A coroner is to consider whether a large hoard of gold coins found hidden in an old piano can be classed as treasure. The stash of sovereigns, some dating to Queen Victoria’s reign, were discovered when the instrument’s new owners decided to have it re-tuned. The Shropshire coroner is convening a treasure inquest in Shrewsbury, on Thursday, which is expected to determine the coins’ fate.
Experts have already described the hoard, featuring coins dating from the late 19th century to 1915, as a “stunning” find. In the early part of the last century, the piano was sold to a music shop in Saffron Walden, Essex, and then sold on to a local family. More recently through private sale the instrument, made in 1906, made its way to Shropshire where the discovery of coins was made by the latest owners in December 2016.

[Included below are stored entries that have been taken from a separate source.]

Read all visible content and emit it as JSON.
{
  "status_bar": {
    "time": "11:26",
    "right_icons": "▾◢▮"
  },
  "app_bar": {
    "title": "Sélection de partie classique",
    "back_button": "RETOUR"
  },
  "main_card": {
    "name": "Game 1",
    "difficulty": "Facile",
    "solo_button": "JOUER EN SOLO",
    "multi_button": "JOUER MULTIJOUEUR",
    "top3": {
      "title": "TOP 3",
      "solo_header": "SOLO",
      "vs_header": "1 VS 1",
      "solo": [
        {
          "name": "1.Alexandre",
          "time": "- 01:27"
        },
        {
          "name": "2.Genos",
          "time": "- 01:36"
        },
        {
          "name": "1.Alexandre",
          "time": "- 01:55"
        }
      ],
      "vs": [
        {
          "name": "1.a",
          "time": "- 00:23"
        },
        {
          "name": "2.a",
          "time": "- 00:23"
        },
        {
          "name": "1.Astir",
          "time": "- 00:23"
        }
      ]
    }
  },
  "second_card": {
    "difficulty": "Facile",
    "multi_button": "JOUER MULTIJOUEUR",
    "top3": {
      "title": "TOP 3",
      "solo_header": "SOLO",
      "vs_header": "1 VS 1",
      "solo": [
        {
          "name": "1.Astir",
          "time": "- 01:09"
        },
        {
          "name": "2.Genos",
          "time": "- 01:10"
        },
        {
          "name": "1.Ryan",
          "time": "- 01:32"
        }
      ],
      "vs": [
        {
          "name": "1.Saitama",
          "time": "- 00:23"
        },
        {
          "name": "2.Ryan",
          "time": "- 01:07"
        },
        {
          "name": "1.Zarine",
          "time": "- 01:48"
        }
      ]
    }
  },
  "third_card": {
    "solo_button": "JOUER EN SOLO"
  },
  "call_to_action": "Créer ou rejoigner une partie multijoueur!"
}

Peter Reavill, of the British Museum’s Portable Antiquities Scheme, said: “The current owners did not know what to do but they came to the museum and they laid it all out on the table.
“They laid this stuff out and I was like “whoa”. “I’m an archaeologist and I’m used to dealing with treasure but I’m more used to medieval brooches. “I have never seen anything like that.
“It’s a stunning assemblage of material.”
Since the discovery was made, a search has been under way to trace the relatives of whoever put the coins in the upright Broadwood & Sons-made piano. If the descendants can be traced they have a claim but if not, and the coins are held to be treasure, they become the property of the Crown. A hearing in March was adjourned by the coroner to allow for more time for potential claimants to come forward.
Gold sovereigns vary in value but today’s freshly-stamped coins can be bought through The Royal Mint and approved dealers for about £245.
Good-quality examples of First World War-era sovereigns can go for £375 each.